Question

Let P be a $2 \times 2$ matrix such that [1 0] P = $ - \frac{1}{\sqrt{2}} [ 1 1]$ and $[0 1] P = \frac{1}{\sqrt{2}} [- 1 1]$ . If 0 and I denote the zero and identity matrices of order 2, respectively, then which of the following options is CORRECT ?
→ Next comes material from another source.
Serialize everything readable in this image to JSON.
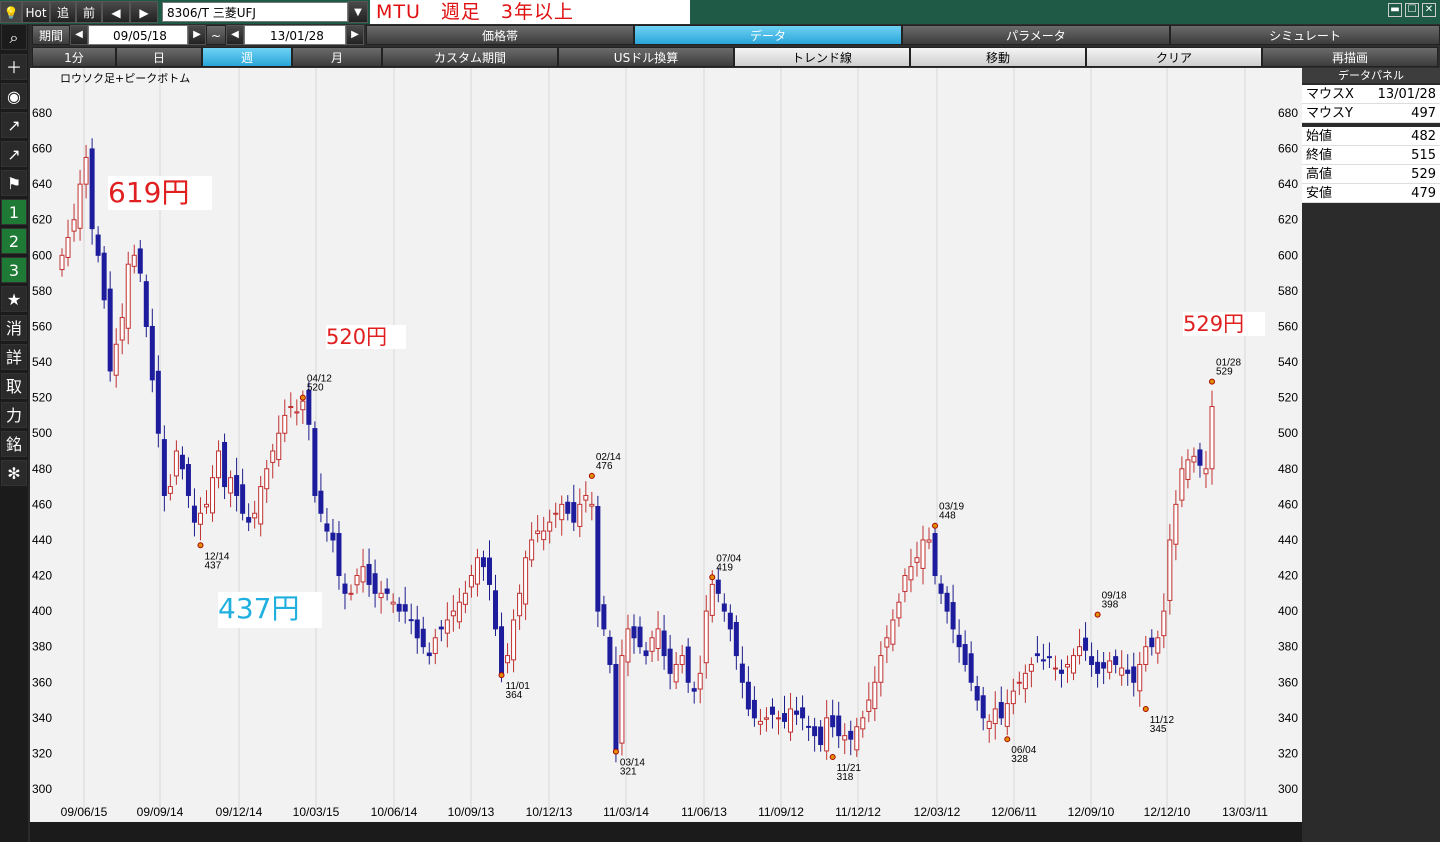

• A. $P^8 - P^6 + P^4 + P^2 = 0$
• B. $P^8 - P^6 - P^4 + P^2 = I$
• C. $P^8 + P^6 + P^4 - P^2 = 2I$
• D. $P^8 - P^6 - P^4 - P^2 = 0$

Answer 1

Answer: (C)

Let $P =\begin{bmatrix}a&b\\ c&d\end{bmatrix} $
Given,
$\therefore \left[1 0\right]P = \frac{-1}{\sqrt{2}} \left[1 1\right] $
$ \left[10\right]\begin{bmatrix}a&b\\ c&d\end{bmatrix} = \left[-\frac{1}{\sqrt{2}} \frac{-1}{\sqrt{2}}\right] $
$ \left[ab\right] = \left[\frac{-1}{\sqrt{2}} \frac{-1}{\sqrt{2}}\right] $
and $\left[ 01\right]P = \frac{1}{\sqrt{2}}\left[-1 1\right] $
$\left[0 1\right]\begin{bmatrix}a&b\\ c&d\end{bmatrix} = \left[ - \frac{1}{\sqrt{2}} \frac{1}{\sqrt{2}}\right] $
$\left[cd\right] = \left[ -\frac{1}{\sqrt{2}} \frac{1}{\sqrt{2}}\right] $
$\therefore a = \frac{-1}{\sqrt{2}}, b= \frac{-1}{\sqrt{2}}, c = \frac{-1}{\sqrt{2}}, d = \frac{1}{\sqrt{2}} $
$ P = \frac{1}{\sqrt{2}}\begin{bmatrix}-1&-1\\ -1&1\end{bmatrix} $
$P^{2} = \frac{1}{2} \begin{bmatrix}-1&-1\\ -1&1\end{bmatrix}\begin{bmatrix}-1&-1\\ -1&1\end{bmatrix} = \frac{1}{2}\begin{bmatrix}2&0\\ 0&2\end{bmatrix} $
$P^{2} = I$
$ P^{4} = I = P^{6} = P^{8} $
$ P^{8} +P^{6} +P^{4} -P^{4} -P^{2} $
$= I + I+ I -I = 2I$